Этот старик был самым странным человеком, какого Мэри когда-либо видела. Он смотрел на кругленькую птичку в красной жилетке так, словно любил ее и гордился ею.

— Он кичливый, — усмехнулся старик, — любит, когда про него речь. И любопытный — в жизни не видал таких любопытных и настырных. Всегда прилетает глянуть, что я сажаю. Знает все, до чего мистеру Роучу и дела нет. Если уж тут и есть главный садовник, так это он.

Пернатый «садовник» прыгал вокруг, деловито расклевывая землю, а время от времени останавливался и смотрел на них. Мэри казалось, что его черные глазки-росинки глядят на нее с большим любопытством. Похоже, он и впрямь хотел все о ней узнать. У Мэри еще больше потеплело на сердце, что было для нее очень непривычно.

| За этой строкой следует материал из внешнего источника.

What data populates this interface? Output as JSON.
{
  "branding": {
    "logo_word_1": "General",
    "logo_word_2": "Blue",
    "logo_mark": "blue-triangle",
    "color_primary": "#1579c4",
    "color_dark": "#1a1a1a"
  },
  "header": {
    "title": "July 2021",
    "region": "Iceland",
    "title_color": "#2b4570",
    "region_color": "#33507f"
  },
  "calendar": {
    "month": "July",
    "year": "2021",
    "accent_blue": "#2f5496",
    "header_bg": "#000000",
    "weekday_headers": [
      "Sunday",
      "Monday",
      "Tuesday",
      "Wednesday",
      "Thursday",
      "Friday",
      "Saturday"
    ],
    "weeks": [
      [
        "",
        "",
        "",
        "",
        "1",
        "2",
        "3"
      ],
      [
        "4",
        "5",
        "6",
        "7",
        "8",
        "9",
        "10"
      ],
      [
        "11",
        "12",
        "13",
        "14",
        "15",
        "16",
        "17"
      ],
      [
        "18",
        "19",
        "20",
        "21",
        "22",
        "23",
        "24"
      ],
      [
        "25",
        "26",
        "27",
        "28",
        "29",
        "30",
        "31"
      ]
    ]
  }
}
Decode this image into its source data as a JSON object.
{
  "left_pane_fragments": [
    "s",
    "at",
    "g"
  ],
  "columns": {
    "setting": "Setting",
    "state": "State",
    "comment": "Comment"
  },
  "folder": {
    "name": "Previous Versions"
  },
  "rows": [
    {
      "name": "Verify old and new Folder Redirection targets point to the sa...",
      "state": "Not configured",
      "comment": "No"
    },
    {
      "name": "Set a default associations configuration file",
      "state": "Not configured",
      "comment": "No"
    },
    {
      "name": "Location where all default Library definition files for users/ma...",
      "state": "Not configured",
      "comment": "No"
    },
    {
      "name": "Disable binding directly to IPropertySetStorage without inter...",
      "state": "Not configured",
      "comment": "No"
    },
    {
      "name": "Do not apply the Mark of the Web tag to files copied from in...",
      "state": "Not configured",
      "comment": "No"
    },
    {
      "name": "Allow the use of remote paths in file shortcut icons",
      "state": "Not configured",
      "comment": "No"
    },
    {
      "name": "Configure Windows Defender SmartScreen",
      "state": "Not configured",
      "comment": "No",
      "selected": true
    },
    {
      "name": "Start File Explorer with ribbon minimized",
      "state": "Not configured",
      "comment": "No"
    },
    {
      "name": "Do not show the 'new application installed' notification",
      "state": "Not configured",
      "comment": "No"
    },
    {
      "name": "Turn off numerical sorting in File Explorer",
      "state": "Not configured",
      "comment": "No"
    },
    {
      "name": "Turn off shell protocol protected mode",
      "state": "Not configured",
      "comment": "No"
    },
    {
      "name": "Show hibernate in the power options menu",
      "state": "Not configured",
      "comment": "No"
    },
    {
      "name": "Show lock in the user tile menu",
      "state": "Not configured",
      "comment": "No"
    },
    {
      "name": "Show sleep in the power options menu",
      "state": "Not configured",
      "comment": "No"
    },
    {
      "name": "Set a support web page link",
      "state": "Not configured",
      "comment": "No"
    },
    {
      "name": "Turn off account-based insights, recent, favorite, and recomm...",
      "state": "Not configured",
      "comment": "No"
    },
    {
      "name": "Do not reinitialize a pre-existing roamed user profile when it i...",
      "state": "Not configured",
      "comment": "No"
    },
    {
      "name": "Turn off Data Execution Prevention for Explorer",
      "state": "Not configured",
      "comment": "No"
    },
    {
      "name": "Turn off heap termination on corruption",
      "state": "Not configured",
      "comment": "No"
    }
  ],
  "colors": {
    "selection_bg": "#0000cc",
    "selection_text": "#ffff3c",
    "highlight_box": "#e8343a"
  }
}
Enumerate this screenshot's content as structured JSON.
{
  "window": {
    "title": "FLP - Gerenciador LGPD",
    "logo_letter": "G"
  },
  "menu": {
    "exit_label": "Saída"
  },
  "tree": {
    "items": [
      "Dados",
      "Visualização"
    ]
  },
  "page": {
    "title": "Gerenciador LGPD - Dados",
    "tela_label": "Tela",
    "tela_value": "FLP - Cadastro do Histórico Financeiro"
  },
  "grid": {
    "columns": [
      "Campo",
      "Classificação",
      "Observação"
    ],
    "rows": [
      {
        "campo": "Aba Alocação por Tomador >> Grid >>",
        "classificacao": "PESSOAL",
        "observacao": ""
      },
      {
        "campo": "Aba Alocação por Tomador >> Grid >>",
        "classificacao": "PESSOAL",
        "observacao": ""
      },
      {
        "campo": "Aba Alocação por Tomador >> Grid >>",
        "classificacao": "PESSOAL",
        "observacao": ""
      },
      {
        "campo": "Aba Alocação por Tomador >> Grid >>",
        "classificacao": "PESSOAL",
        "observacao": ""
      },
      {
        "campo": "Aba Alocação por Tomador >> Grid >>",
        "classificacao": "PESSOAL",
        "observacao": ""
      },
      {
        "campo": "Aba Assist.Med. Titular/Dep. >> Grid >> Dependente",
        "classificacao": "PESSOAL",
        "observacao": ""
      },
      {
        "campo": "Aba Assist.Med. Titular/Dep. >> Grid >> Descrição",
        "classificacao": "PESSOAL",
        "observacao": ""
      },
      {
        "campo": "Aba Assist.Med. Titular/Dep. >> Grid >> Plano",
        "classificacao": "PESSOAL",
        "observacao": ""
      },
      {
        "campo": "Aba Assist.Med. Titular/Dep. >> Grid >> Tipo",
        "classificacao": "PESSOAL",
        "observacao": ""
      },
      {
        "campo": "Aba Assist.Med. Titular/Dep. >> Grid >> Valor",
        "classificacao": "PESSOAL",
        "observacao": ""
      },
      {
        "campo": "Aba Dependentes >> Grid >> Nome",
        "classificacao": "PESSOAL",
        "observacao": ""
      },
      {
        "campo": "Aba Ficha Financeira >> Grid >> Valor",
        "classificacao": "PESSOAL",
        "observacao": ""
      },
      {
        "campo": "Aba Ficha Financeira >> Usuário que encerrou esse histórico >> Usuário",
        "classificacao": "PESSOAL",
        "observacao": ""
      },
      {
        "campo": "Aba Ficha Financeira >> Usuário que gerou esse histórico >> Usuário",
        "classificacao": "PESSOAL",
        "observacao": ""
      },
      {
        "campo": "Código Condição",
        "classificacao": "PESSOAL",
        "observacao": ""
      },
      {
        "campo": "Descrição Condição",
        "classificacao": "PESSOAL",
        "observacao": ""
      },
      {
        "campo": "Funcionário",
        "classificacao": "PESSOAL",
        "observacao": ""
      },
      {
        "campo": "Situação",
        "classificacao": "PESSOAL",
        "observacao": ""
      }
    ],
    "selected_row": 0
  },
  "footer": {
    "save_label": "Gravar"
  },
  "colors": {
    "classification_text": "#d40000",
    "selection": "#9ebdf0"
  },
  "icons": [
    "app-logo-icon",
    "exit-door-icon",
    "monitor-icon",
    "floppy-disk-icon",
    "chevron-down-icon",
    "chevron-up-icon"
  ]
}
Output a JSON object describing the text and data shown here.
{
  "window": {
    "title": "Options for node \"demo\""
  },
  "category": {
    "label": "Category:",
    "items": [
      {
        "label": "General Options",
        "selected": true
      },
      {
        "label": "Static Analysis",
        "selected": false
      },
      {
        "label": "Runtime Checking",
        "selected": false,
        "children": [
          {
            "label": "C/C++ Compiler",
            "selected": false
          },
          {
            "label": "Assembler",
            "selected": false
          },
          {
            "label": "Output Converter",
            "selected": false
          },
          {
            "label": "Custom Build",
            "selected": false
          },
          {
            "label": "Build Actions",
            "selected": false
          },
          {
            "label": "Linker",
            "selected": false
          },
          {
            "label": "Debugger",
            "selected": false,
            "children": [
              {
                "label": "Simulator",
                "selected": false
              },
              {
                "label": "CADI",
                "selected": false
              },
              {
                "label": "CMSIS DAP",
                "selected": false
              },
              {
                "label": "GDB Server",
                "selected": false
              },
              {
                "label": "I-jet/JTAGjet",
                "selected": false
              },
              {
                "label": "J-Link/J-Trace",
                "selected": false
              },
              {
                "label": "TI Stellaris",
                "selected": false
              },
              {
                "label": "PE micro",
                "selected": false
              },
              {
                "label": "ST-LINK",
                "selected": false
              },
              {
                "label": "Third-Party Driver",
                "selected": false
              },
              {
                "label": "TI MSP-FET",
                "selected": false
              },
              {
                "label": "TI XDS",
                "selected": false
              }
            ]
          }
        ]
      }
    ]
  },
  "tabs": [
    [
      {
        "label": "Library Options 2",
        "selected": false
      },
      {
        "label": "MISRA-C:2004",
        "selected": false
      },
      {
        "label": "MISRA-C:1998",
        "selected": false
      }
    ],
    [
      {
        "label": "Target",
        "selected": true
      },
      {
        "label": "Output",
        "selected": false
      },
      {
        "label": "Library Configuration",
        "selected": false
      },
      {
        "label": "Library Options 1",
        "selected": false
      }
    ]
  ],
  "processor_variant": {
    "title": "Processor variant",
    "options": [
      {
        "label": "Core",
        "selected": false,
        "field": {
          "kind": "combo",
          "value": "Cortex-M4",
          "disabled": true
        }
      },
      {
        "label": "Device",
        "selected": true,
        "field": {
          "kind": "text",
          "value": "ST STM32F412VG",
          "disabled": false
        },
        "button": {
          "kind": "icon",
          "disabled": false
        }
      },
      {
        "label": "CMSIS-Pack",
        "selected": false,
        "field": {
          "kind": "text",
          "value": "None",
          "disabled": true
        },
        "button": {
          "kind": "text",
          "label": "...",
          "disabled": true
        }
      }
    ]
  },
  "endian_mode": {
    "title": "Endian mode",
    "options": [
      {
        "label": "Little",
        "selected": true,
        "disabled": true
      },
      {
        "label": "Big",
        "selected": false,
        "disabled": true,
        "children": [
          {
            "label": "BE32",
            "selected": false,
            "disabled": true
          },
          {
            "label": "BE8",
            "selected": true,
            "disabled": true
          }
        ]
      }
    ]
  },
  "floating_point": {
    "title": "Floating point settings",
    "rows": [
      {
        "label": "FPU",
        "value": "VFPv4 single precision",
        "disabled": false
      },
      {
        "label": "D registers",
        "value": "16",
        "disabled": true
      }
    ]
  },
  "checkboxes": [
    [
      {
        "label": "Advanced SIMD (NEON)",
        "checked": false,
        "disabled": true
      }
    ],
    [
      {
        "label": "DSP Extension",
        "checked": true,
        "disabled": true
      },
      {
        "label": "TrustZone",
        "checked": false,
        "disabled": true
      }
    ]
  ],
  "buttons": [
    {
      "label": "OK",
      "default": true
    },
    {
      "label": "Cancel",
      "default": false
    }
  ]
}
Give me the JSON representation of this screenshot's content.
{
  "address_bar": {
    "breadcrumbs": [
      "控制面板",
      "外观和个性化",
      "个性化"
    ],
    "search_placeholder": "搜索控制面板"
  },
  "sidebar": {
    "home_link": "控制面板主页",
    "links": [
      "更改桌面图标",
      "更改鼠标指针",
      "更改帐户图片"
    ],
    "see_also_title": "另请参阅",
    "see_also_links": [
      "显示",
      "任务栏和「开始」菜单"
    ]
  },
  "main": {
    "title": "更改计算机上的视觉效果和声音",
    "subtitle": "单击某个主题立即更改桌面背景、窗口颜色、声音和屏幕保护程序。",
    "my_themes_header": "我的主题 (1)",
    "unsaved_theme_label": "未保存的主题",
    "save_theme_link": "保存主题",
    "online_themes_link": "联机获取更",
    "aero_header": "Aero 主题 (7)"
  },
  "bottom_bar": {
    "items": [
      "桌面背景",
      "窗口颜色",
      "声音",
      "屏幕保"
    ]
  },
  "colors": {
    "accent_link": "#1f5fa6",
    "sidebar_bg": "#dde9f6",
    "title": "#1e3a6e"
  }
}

— А куда улетел остальной выводок? — спросила она.

— Кто ж его знает? Родители выталкивают их из гнезда, заставляют махать крыльями, и они тут же разлетаются — глазом моргнуть не успеешь. Этот-то сметливый, враз докумекал, что остался один.

Мэри на шаг приблизилась к птице и пристально вгляделась в нее.

— Я тоже одна, — произнесла она.

До того момента она не сознавала, что именно этот факт и сделал ее угрюмой и вечно сердитой. Понимание пришло в тот момент, когда птица посмотрела на нее, а она посмотрела на птицу.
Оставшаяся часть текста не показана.